Last week at the lab I received a data dump: a gzip-compressed tarball with lots
of images in it. The images are all uncompressed .pgm, with the whole tarball
weighing in at ~ 1TB. I tried to extract it, and after chugging all day, it ran
out of disk space. Added more disk, tried again: out of space again. Just
getting a listing of the archive contents (tar tvfz) took something like 8
hours.
Clearly this is unreasonable. I made an executive decision to use .jpg files
instead: I'd take the small image quality hit for the massive gains in storage
efficiency. But the tarball has .pgm and just extracting the thing is
challenging. So I'm now extracting the archive, and converting all the .pgm
images to .jpg as soon as they hit disk. How? Glad you asked!

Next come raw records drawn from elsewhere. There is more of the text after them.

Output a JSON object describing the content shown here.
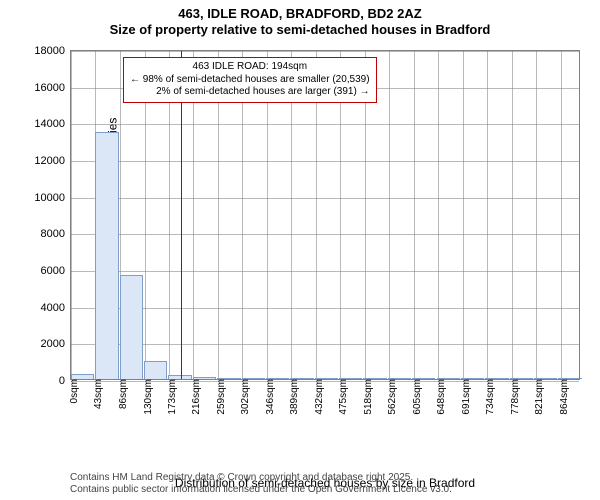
{
  "title_line1": "463, IDLE ROAD, BRADFORD, BD2 2AZ",
  "title_line2": "Size of property relative to semi-detached houses in Bradford",
  "chart": {
    "type": "histogram",
    "background_color": "#ffffff",
    "grid_color": "#808080",
    "bar_fill": "#dbe7f6",
    "bar_stroke": "#7f9fc9",
    "marker_color": "#c00000",
    "annotation_border": "#c00000",
    "ylabel": "Number of semi-detached properties",
    "xlabel": "Distribution of semi-detached houses by size in Bradford",
    "ylim": [
      0,
      18000
    ],
    "ytick_step": 2000,
    "xlim": [
      0,
      900
    ],
    "xtick_step_label": 43,
    "xticks": [
      0,
      43,
      86,
      130,
      173,
      216,
      259,
      302,
      346,
      389,
      432,
      475,
      518,
      562,
      605,
      648,
      691,
      734,
      778,
      821,
      864
    ],
    "xtick_suffix": "sqm",
    "bar_width_sqm": 43,
    "values": [
      300,
      13500,
      5700,
      1000,
      200,
      120,
      60,
      50,
      40,
      30,
      20,
      20,
      15,
      15,
      10,
      10,
      10,
      10,
      10,
      10,
      10
    ],
    "marker_x": 194,
    "annotation": {
      "title": "463 IDLE ROAD: 194sqm",
      "smaller_line": "← 98% of semi-detached houses are smaller (20,539)",
      "larger_line": "2% of semi-detached houses are larger (391) →"
    },
    "label_fontsize": 12,
    "tick_fontsize": 11,
    "xtick_fontsize": 10
  },
  "footer_line1": "Contains HM Land Registry data © Crown copyright and database right 2025.",
  "footer_line2": "Contains public sector information licensed under the Open Government Licence v3.0."
}
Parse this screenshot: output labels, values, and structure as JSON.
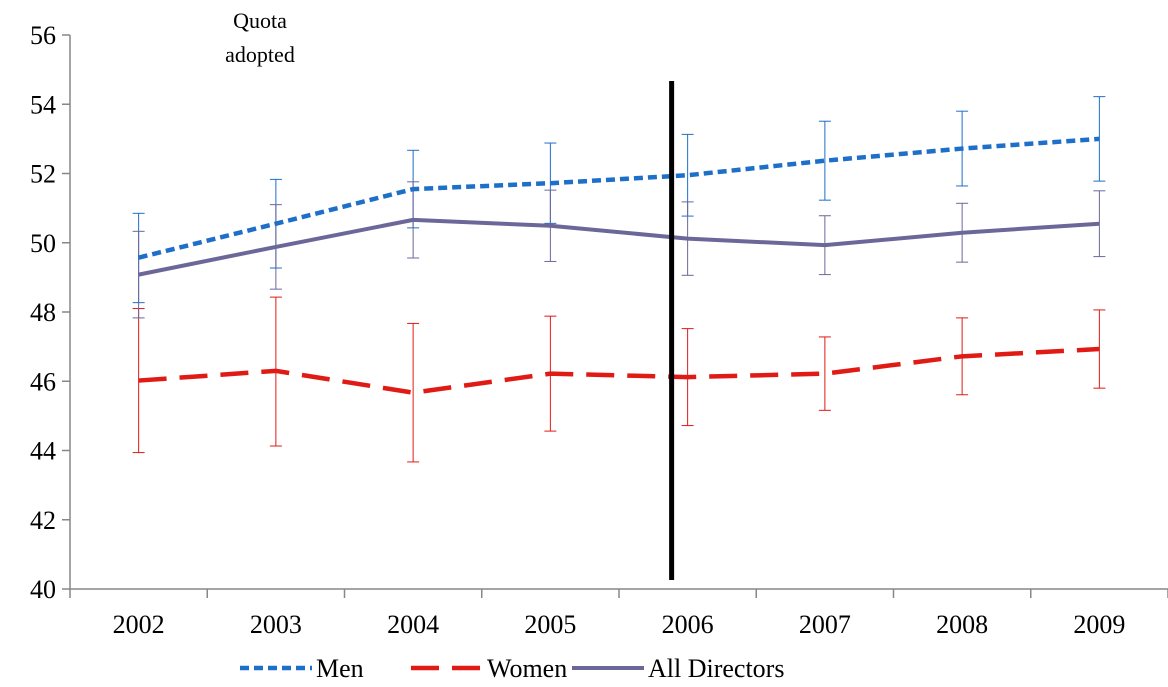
{
  "chart_data": {
    "type": "line",
    "title": "",
    "xlabel": "",
    "ylabel": "",
    "categories": [
      "2002",
      "2003",
      "2004",
      "2005",
      "2006",
      "2007",
      "2008",
      "2009"
    ],
    "y_ticks": [
      "40",
      "42",
      "44",
      "46",
      "48",
      "50",
      "52",
      "54",
      "56"
    ],
    "ylim": [
      40,
      56
    ],
    "grid": false,
    "legend_position": "bottom",
    "annotation": {
      "lines": [
        "Quota",
        "adopted"
      ],
      "vertical_line_at": "2006"
    },
    "series": [
      {
        "name": "Men",
        "style": "dotted",
        "color": "#1e6fc8",
        "values": [
          49.57,
          50.55,
          51.55,
          51.72,
          51.95,
          52.37,
          52.72,
          53.0
        ],
        "upper": [
          50.85,
          51.83,
          52.67,
          52.88,
          53.13,
          53.51,
          53.8,
          54.22
        ],
        "lower": [
          48.27,
          49.27,
          50.43,
          50.56,
          50.77,
          51.23,
          51.64,
          51.78
        ]
      },
      {
        "name": "Women",
        "style": "dashed",
        "color": "#e01a14",
        "values": [
          46.02,
          46.3,
          45.67,
          46.22,
          46.12,
          46.22,
          46.72,
          46.93
        ],
        "upper": [
          48.1,
          48.43,
          47.67,
          47.88,
          47.52,
          47.28,
          47.83,
          48.06
        ],
        "lower": [
          43.94,
          44.13,
          43.67,
          44.56,
          44.72,
          45.16,
          45.61,
          45.8
        ]
      },
      {
        "name": "All Directors",
        "style": "solid",
        "color": "#6b6799",
        "values": [
          49.08,
          49.88,
          50.66,
          50.49,
          50.12,
          49.93,
          50.29,
          50.55
        ],
        "upper": [
          50.33,
          51.1,
          51.76,
          51.52,
          51.18,
          50.78,
          51.14,
          51.5
        ],
        "lower": [
          47.83,
          48.66,
          49.56,
          49.46,
          49.06,
          49.08,
          49.44,
          49.6
        ]
      }
    ]
  }
}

I'm running two parallel terminal sessions (I'm using screen, but you can do
whatever you like).
Session 1
< archive.tar.gz unpigz -p20 | tar xv
Here I'm just extracting the archive to disk normally. Using unpigz instead of
plain, old tar to get parallelization.
Session 2
inotifywait -r PATH -e close_write -m | mawk -Winteractive '/pgm$/ { print $1$3 }' | parallel -v -j10 'convert {} -quality 96 {.}.jpg && rm {}'
This is the secret sauce. I'm using inotifywait to tell me when any file is
closed for writing in a subdirectory of PATH. Then I mawk it to only tell me
when .pgm files are done being written, then I convert them to .jpg, and
delete the .pgm when that's done. I'm using GNU Parallel to parallelize the
image conversion. Otherwise the image conversion doesn't keep up.
This is going to take at least all day, but I'm reasonably confident that it will actually finish successfully, and I can then actually do stuff with the data.